Her il ve ilçede Afet İşleri Koordinasyon Planları mevcuttur. Bu planlarda kimin nerede ne yapacağı en ince detayına kadar yazılmıştır. Bu planlara göre; deprem sonrasında bölgedeki resmi makamların her bireyinden deprem yıkımının kaldırılması için görev bekleniyor. Oysa bunun çok yanlış olduğunu olayı birebir yaşayarak öğrendik. Bölgede yaşayan insanların tamamı deprem şokuna maruz kaldığından ve halkın karşılaştığı yıkımlara ve can kaybına bu yetkililer de aynen uğradığından Afet Planında görevleri var diye o bölgenin mülki, askeri ve yerel yöneticilerinden görev beklemek yanlıştır. Çünkü onlarda deprem şokuna girmiştir. Ve onlarda artık yardıma muhtaç birer depremzededir.. Çözüm olarak; “En geç 3 saat içinde bölgenin yönetimi depreme maruz kalmayan civar il ve ilçeler yöneticilerine devredilmelidir" demiştik. Bunun ilk uygulamasını bu depremde gördük . Çok yerinde bir kararla depreme maruz kalan bölgelerimizin yöneticilerin yerine dışarıdan yeni yöneticiler atanmıştır. Bunun olumlu etkileri zaman içinde daha iyi anlaşılacaktır.

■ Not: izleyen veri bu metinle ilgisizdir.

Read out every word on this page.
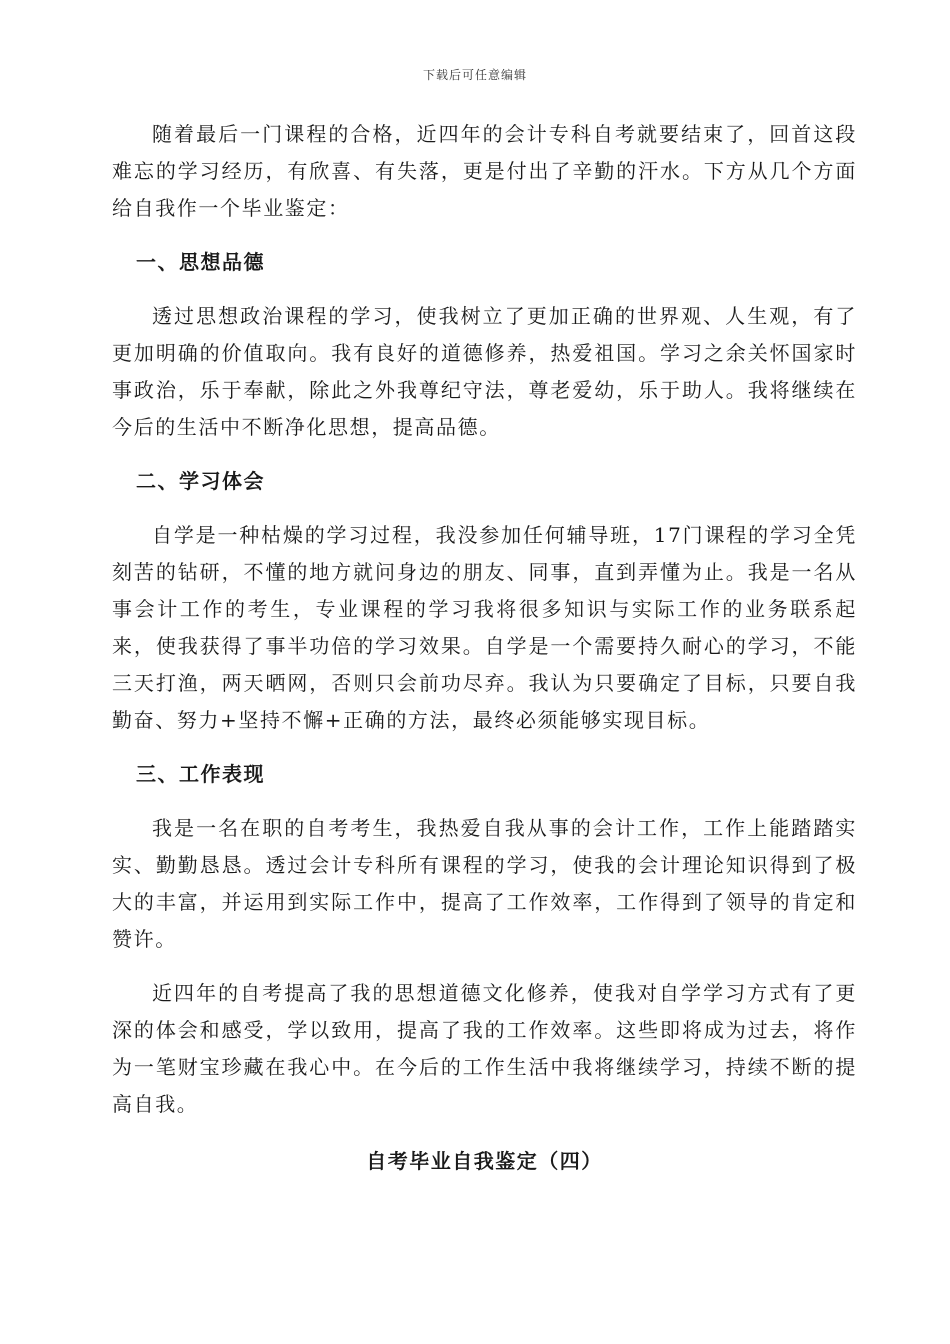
下载后可任意编辑

随着最后一门课程的合格，近四年的会计专科自考就要结束了，回首这段难忘的学习经历，有欣喜、有失落，更是付出了辛勤的汗水。下方从几个方面给自我作一个毕业鉴定：

一、思想品德

透过思想政治课程的学习，使我树立了更加正确的世界观、人生观，有了更加明确的价值取向。我有良好的道德修养，热爱祖国。学习之余关怀国家时事政治，乐于奉献，除此之外我尊纪守法，尊老爱幼，乐于助人。我将继续在今后的生活中不断净化思想，提高品德。

二、学习体会

自学是一种枯燥的学习过程，我没参加任何辅导班，17门课程的学习全凭刻苦的钻研，不懂的地方就问身边的朋友、同事，直到弄懂为止。我是一名从事会计工作的考生，专业课程的学习我将很多知识与实际工作的业务联系起来，使我获得了事半功倍的学习效果。自学是一个需要持久耐心的学习，不能三天打渔，两天晒网，否则只会前功尽弃。我认为只要确定了目标，只要自我勤奋、努力+坚持不懈+正确的方法，最终必须能够实现目标。

三、工作表现

我是一名在职的自考考生，我热爱自我从事的会计工作，工作上能踏踏实实、勤勤恳恳。透过会计专科所有课程的学习，使我的会计理论知识得到了极大的丰富，并运用到实际工作中，提高了工作效率，工作得到了领导的肯定和赞许。

近四年的自考提高了我的思想道德文化修养，使我对自学学习方式有了更深的体会和感受，学以致用，提高了我的工作效率。这些即将成为过去，将作为一笔财宝珍藏在我心中。在今后的工作生活中我将继续学习，持续不断的提高自我。

自考毕业自我鉴定（四）
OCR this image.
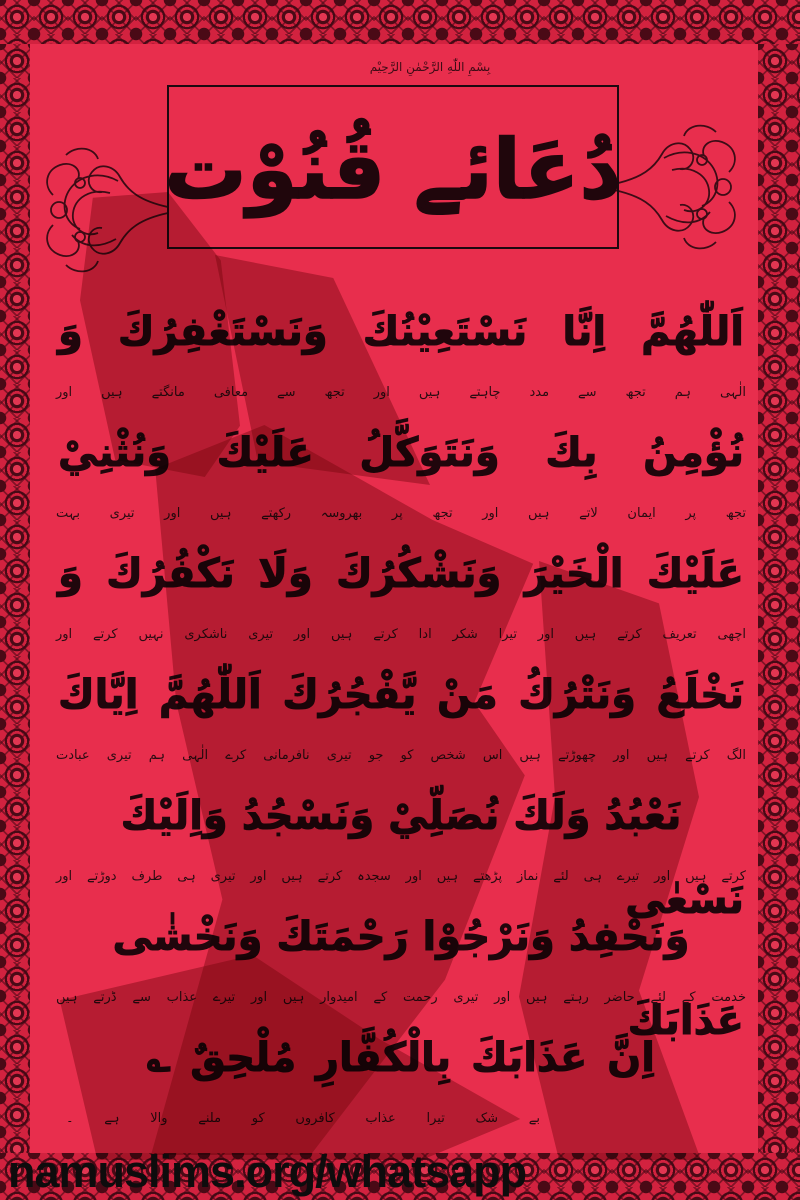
بِسْمِ اللّٰهِ الرَّحْمٰنِ الرَّحِيْم
دُعَائے قُنُوْت
اَللّٰهُمَّ اِنَّا نَسْتَعِيْنُكَ وَنَسْتَغْفِرُكَ وَ
الٰہی ہم تجھ سے مدد چاہتے ہیں اور تجھ سے معافی مانگتے ہیں اور
نُؤْمِنُ بِكَ وَنَتَوَكَّلُ عَلَيْكَ وَنُثْنِيْ
تجھ پر ایمان لاتے ہیں اور تجھ پر بھروسہ رکھتے ہیں اور تیری بہت
عَلَيْكَ الْخَيْرَ وَنَشْكُرُكَ وَلَا نَكْفُرُكَ وَ
اچھی تعریف کرتے ہیں اور تیرا شکر ادا کرتے ہیں اور تیری ناشکری نہیں کرتے اور
نَخْلَعُ وَنَتْرُكُ مَنْ يَّفْجُرُكَ اَللّٰهُمَّ اِيَّاكَ
الگ کرتے ہیں اور چھوڑتے ہیں اس شخص کو جو تیری نافرمانی کرے الٰہی ہم تیری عبادت
نَعْبُدُ وَلَكَ نُصَلِّيْ وَنَسْجُدُ وَاِلَيْكَ نَسْعٰى
کرتے ہیں اور تیرے ہی لئے نماز پڑھتے ہیں اور سجدہ کرتے ہیں اور تیری ہی طرف دوڑتے اور
وَنَحْفِدُ وَنَرْجُوْا رَحْمَتَكَ وَنَخْشٰى عَذَابَكَ
خدمت کے لئے حاضر رہتے ہیں اور تیری رحمت کے امیدوار ہیں اور تیرے عذاب سے ڈرتے ہیں
اِنَّ عَذَابَكَ بِالْكُفَّارِ مُلْحِقٌ ؎
بے شک تیرا عذاب کافروں کو ملنے والا ہے ۔
namuslims.org/whatsapp
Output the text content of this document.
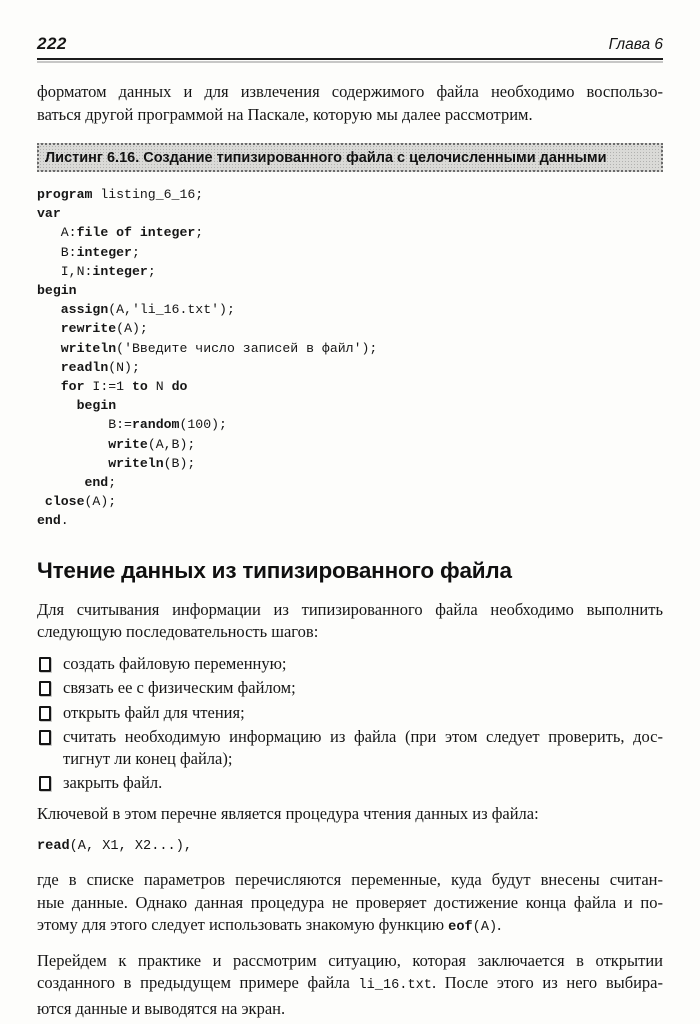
222	Глава 6
форматом данных и для извлечения содержимого файла необходимо воспользо-
ваться другой программой на Паскале, которую мы далее рассмотрим.
Листинг 6.16. Создание типизированного файла с целочисленными данными
program listing_6_16;
var
A:file of integer;
B:integer;
I,N:integer;
begin
assign(A,'li_16.txt');
rewrite(A);
writeln('Введите число записей в файл');
readln(N);
for I:=1 to N do
begin
B:=random(100);
write(A,B);
writeln(B);
end;
close(A);
end.
Чтение данных из типизированного файла
Для считывания информации из типизированного файла необходимо выполнить
следующую последовательность шагов:
создать файловую переменную;
связать ее с физическим файлом;
открыть файл для чтения;
считать необходимую информацию из файла (при этом следует проверить, дос-
тигнут ли конец файла);
закрыть файл.
Ключевой в этом перечне является процедура чтения данных из файла:
read(A, X1, X2...),
где в списке параметров перечисляются переменные, куда будут внесены считан-
ные данные. Однако данная процедура не проверяет достижение конца файла и по-
этому для этого следует использовать знакомую функцию eof(A).
Перейдем к практике и рассмотрим ситуацию, которая заключается в открытии
созданного в предыдущем примере файла li_16.txt. После этого из него выбира-
ются данные и выводятся на экран.
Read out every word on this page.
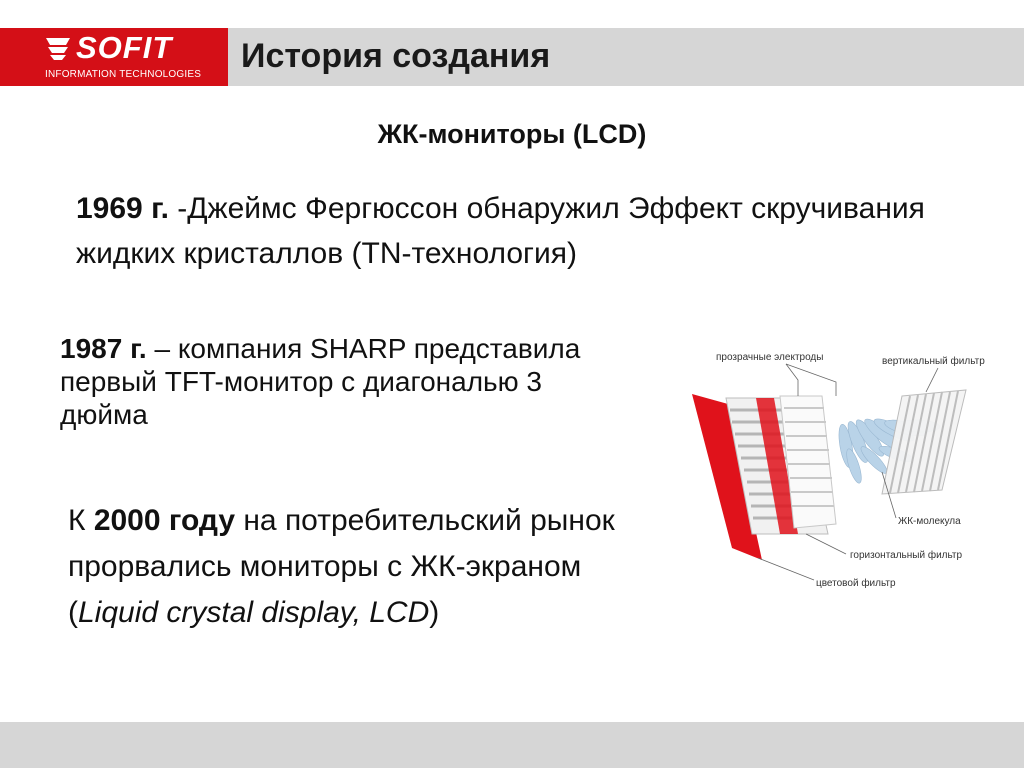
SOFIT
INFORMATION TECHNOLOGIES История создания
ЖК-мониторы (LCD)
1969 г. -Джеймс Фергюссон обнаружил Эффект скручивания жидких кристаллов (TN-технология)
1987 г. – компания SHARP представила
первый TFT-монитор с диагональю 3
дюйма
К 2000 году на потребительский рынок прорвались мониторы с ЖК-экраном (Liquid crystal display, LCD)
прозрачные электроды	вертикальный фильтр
ЖК-молекула
горизонтальный фильтр
цветовой фильтр
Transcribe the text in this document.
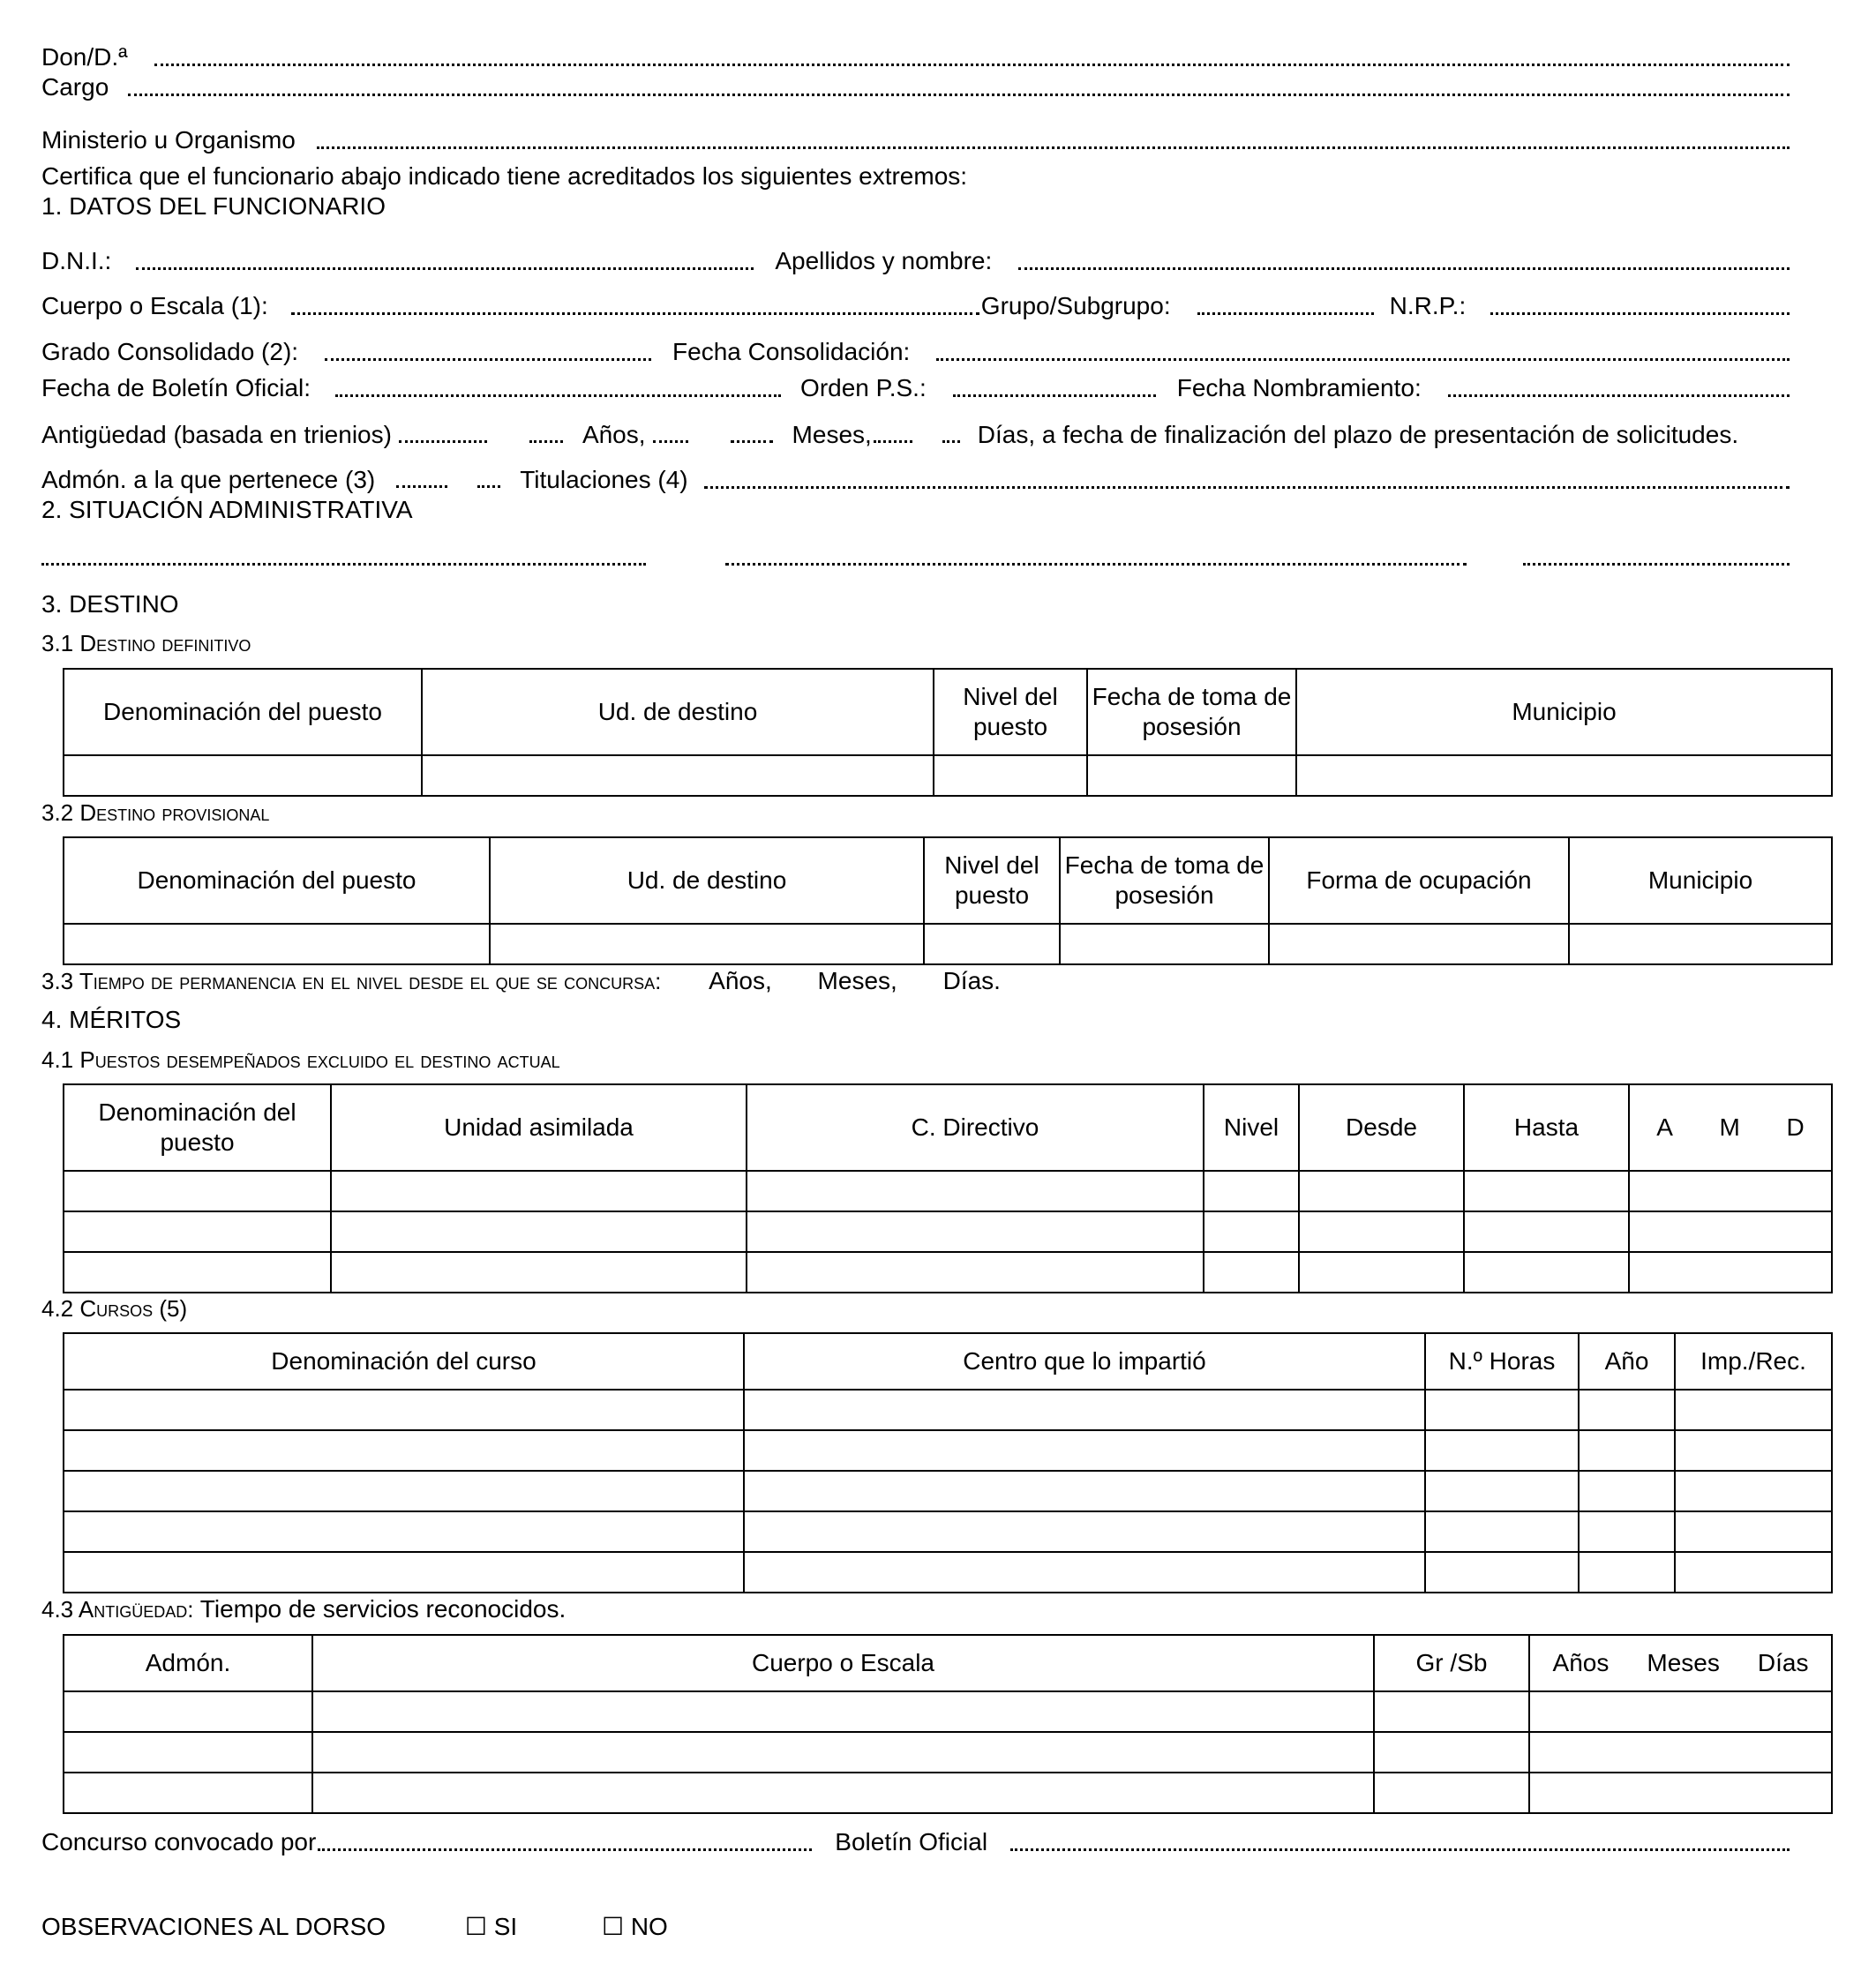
Don/D.ª
Cargo
Ministerio u Organismo
Certifica que el funcionario abajo indicado tiene acreditados los siguientes extremos:
1. DATOS DEL FUNCIONARIO
D.N.I.:	Apellidos y nombre:
Cuerpo o Escala (1):	Grupo/Subgrupo:	N.R.P.:
Grado Consolidado (2):	Fecha Consolidación:
Fecha de Boletín Oficial:	Orden P.S.:	Fecha Nombramiento:
Antigüedad (basada en trienios)	Años,	Meses,	Días, a fecha de finalización del plazo de presentación de solicitudes.
Admón. a la que pertenece (3)	Titulaciones (4)
2. SITUACIÓN ADMINISTRATIVA
3. DESTINO
3.1 Destino definitivo
Denominación del puesto	Ud. de destino	Nivel del puesto	Fecha de toma de posesión	Municipio

3.2 Destino provisional
Denominación del puesto	Ud. de destino	Nivel del puesto	Fecha de toma de posesión	Forma de ocupación	Municipio

3.3 Tiempo de permanencia en el nivel desde el que se concursa: Años, Meses, Días.
4. MÉRITOS
4.1 Puestos desempeñados excluido el destino actual
Denominación del puesto	Unidad asimilada	C. Directivo	Nivel	Desde	Hasta	A M D

4.2 Cursos (5)
Denominación del curso	Centro que lo impartió	N.º Horas	Año	Imp./Rec.

4.3 Antigüedad: Tiempo de servicios reconocidos.
Admón.	Cuerpo o Escala	Gr /Sb	Años Meses Días

Concurso convocado por	Boletín Oficial
OBSERVACIONES AL DORSO	☐ SI	☐ NO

Sonuç olarak ; Deprem şiddeti ne olursa olsun öldürmez. Ama insanların teknolojinin gereklerine aykırı olarak yaptıkları inşaatlar yıkılır ve öldürür. Bu yıkım asla Allah’ın çizdiği kader değildir ve bizzat insanların insanlara karşı yaptığı savaştır. Bu savaşın mutlaka önlenmesi ve insanlarımızın bu yıkımdan kurtarılması gerekmektedir.
Biliyoruz ki bu depremdeki yıkıntılar kısa sürede tamamen kaldırılacak ve her şey eski şekline dönecektir. Bir bakıma deprem kamufle edilecektir. Bir dahaki depreme kadar herşey unutulacak ama deprem denizi üzerinde bulunan bir ada misali duran ülkemizde depremler hiç eksik olmayacaktır.
Türk insanının yıkıntılar altında can vermesinin kaderi olmadığına inanmak istiyorum.